There are two basic penalties the IRS usually imposes: a late filing penalty of 5% per month on any tax due plus a late payment penalty of half a percent per month. If you file an extension and then file your return by the extended deadline of October 18th, you’ll avoid the 5% per month late filing penalty. If you file after October 15th, the late filing penalty won’t begin until October 15th which reduces the total penalty as well.
Individual taxpayers can file an extension using Form 4868. Extensions can also be filed online, which has the added benefit that you’ll get a confirmation code from the IRS that your extension was received.
Businesses request an extension using Form 7004.
So, if you have had taxes withheld, chances are you won’t have to send any additional money in. Look at your tax returns from previous years to see if you owed or were owed money back, and let that be your guide.
- The total of your withholding and timely estimated tax payments was at least as much as your 2012 tax. (See Special rules for certain individuals for higher income taxpayers and farmers and fishermen.)
- The tax balance due on your 2013 return is no more than 10% of your total 2013 tax, and you paid all required estimated tax payments on time.
- Your total tax for 2013 (defined later) minus your withholding is less than $1,000.
- You did not have a tax liability for 2012.
- You did not have any withholding taxes and your current year tax (less any household employment taxes) is less than $1,000.
So if this year was an off year, give yourself some breathing room and file that extension.

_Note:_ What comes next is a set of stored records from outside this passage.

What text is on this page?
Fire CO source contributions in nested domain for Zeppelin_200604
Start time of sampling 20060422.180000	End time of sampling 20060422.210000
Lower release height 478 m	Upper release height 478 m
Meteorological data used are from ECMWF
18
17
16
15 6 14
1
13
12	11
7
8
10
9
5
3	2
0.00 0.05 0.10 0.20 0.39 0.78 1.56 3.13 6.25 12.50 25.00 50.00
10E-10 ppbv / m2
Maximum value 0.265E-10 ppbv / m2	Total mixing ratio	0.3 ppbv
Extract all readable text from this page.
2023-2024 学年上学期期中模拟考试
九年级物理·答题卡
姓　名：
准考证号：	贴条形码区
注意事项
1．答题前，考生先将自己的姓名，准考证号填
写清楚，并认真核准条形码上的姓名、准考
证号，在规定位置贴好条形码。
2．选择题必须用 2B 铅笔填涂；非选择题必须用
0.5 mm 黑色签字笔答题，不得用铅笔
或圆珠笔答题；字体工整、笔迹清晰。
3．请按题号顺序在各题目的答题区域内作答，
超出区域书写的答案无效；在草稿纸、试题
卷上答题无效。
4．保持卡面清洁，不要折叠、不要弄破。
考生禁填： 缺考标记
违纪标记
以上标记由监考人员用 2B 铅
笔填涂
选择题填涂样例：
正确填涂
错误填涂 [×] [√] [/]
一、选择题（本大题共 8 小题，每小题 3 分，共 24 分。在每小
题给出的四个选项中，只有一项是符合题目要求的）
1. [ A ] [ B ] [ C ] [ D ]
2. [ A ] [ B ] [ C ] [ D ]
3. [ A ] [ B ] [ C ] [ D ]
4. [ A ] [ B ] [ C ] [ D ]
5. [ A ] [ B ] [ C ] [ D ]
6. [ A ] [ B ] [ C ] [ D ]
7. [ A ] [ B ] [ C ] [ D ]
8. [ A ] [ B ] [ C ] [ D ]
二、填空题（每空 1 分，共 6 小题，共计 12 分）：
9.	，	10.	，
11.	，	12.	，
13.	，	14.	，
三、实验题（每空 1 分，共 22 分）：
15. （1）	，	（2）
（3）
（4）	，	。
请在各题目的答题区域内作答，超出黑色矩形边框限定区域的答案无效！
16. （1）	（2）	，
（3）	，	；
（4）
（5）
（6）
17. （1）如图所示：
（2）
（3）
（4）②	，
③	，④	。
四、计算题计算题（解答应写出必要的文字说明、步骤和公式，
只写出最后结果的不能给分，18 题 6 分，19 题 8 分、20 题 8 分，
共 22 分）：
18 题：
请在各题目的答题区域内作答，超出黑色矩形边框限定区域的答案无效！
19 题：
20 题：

If you talk to a tax accountant in May, June or July, you’ll probably get a better rate since it’s their off season.
Let’s look at state taxes.
California gives you an automatic extension, and you don’t have to file a separate form.
Here’s what you should do if you can’t file by April 15, 2014:
- You are due a refund — File your return by October 15, 2014. Choose e-file and direct deposit for the fastest refund.
- You have a balance due — Pay the amount you owe by April 15, 2014 to avoid penalties and interest. You can pay online, by credit card, or by check with form FTB 3519. Then file your return by October 15, 2014. Choose e-file to ensure we receive your return on time.
- You’re not sure if you have a balance due — Use the worksheet on form FTB 3519 to figure your tax.
It’s usually better to overpay the Franchise Tax Board than underpay. They don’t tend to be as understanding and forgiving as the IRS.
And the usual disclaimer applies. Talk with the IRS or FTB and a licensed tax professional to get the best advice for you and your situation.
We write this to let you know that you may have options. And we hope that you have a great weekend.